Yesterday, I ran into a post talking about cockpit, a web interface to manage server sponsored by Red Hat. I thought that it would have been something good to set up for my Raspberry Pi so I installed it. I then found out that it has a bunch of plugins to expand upon the base features, including a plugin for managing containers managed by podman. That made me switch from docker to podman. Overall, the switch was pretty quick. Arch Linux even has a package that substitutes/symlinks podman on top of docker, so that the transition is seamless.

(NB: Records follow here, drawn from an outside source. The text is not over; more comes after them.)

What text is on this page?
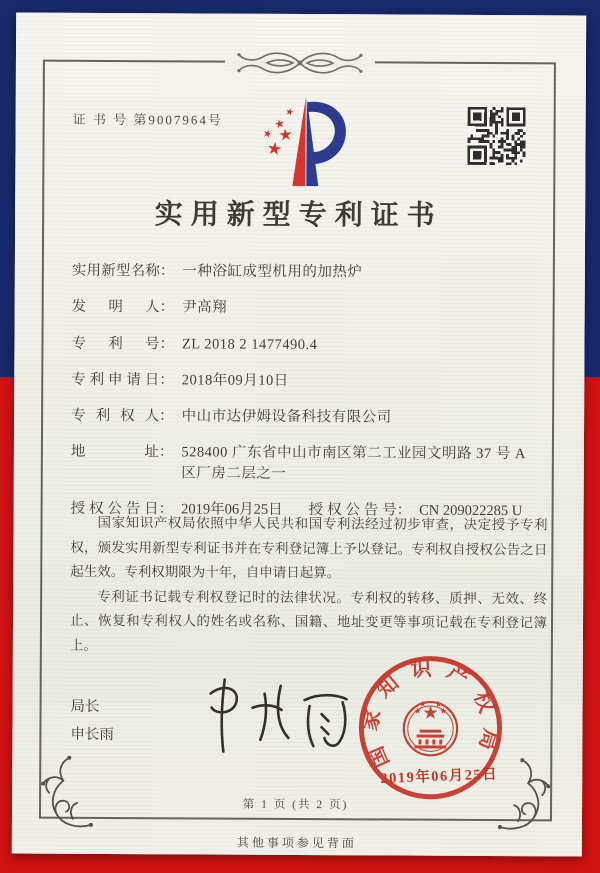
证 书 号 第9007964号
实用新型专利证书
实用新型名称 ： 一种浴缸成型机用的加热炉
发明人 ： 尹高翔
专利号 ： ZL 2018 2 1477490.4
专利申请日 ： 2018年09月10日
专利权人 ： 中山市达伊姆设备科技有限公司
地址 ： 528400 广东省中山市南区第二工业园文明路 37 号 A 区厂房二层之一
授权公告日 ： 2019年06月25日 授权公告号 ： CN 209022285 U

国家知识产权局依照中华人民共和国专利法经过初步审查，决定授予专利权，颁发实用新型专利证书并在专利登记簿上予以登记。专利权自授权公告之日起生效。专利权期限为十年，自申请日起算。

专利证书记载专利权登记时的法律状况。专利权的转移、质押、无效、终止、恢复和专利权人的姓名或名称、国籍、地址变更等事项记载在专利登记簿上。

局长
申长雨	国家知识产权局
2019年06月25日
第 1 页 (共 2 页)
其他事项参见背面
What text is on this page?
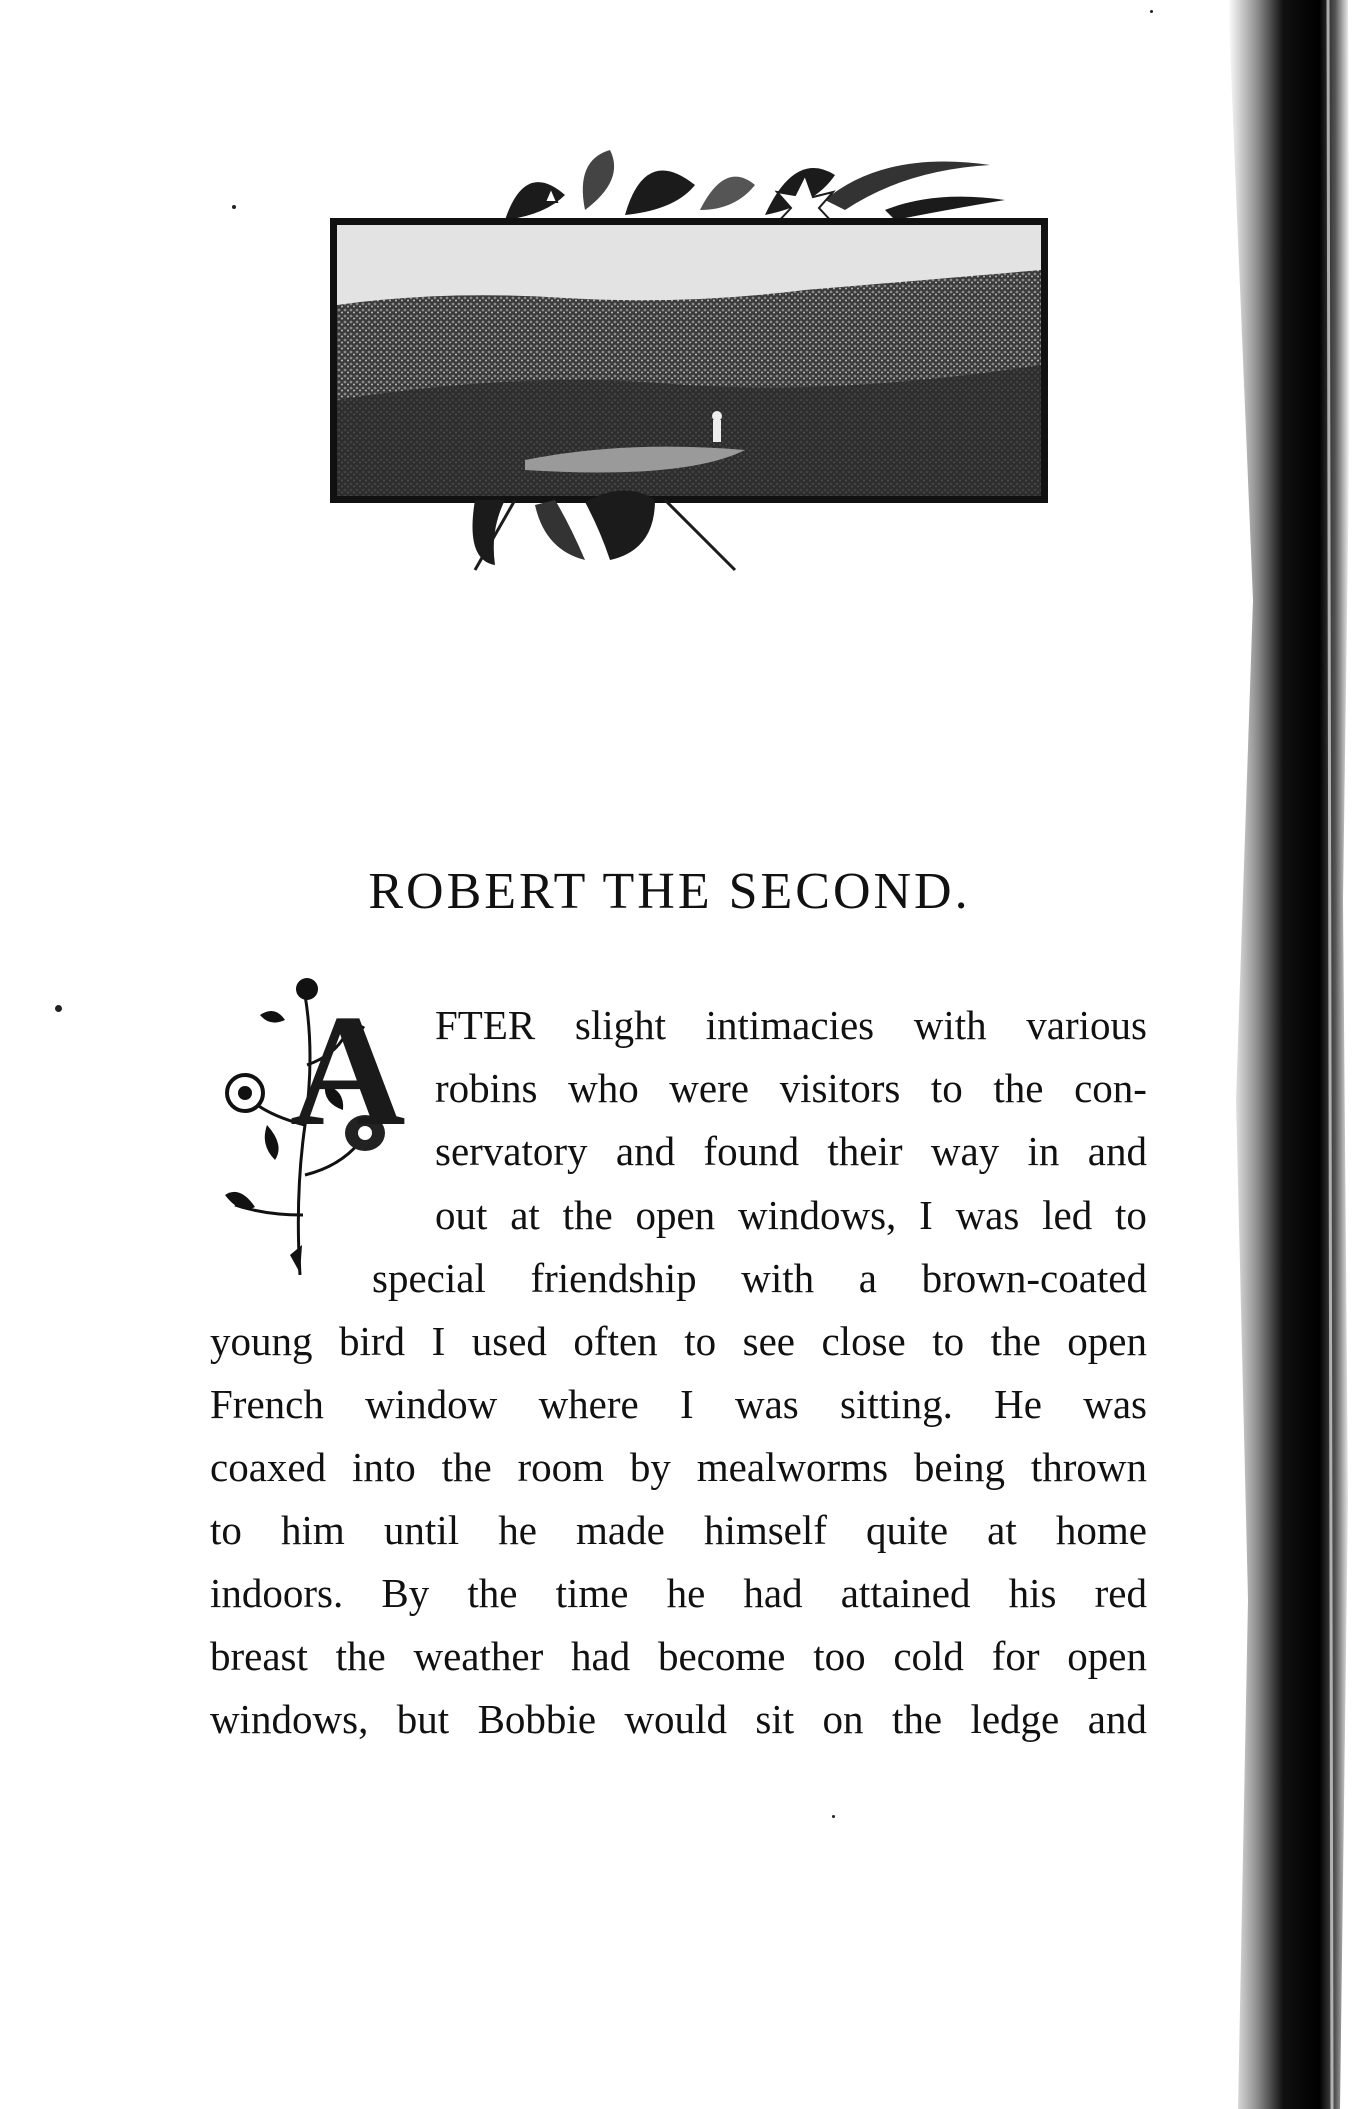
ROBERT THE SECOND.
A FTER slight intimacies with various
robins who were visitors to the con-
servatory and found their way in and
out at the open windows, I was led to
special friendship with a brown-coated
young bird I used often to see close to the open
French window where I was sitting. He was
coaxed into the room by mealworms being thrown
to him until he made himself quite at home
indoors. By the time he had attained his red
breast the weather had become too cold for open
windows, but Bobbie would sit on the ledge and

The only snag I ran into was trying to use podman-compose to run some services stacks. It didn’t really want to run when I had network_mode: service:<name> instances and it wouldn’t network the container correctly. But, I ran into a happy accident that solved the issue. As the networking wasn’t working, I decided to revert back to docker while I figured out how to set up networking through podman-compose. It happened that podman-docker did not uninstall and docker-compose was actually calling podman under the hood, correctly networking the services through the right network interfaces. Long story short, now I have podman running my containers and docker-compose to set up more complex services.

The only thing that I had to update was the wireguard configuration. For whatever reason, it stopped working. I had to replace a %i with the actual wireguard interface name (wg0).

Oh, I also set up a new gitea instance. It’s not like the old one (right now it just mirrors my GitHub repos) but it’s working again.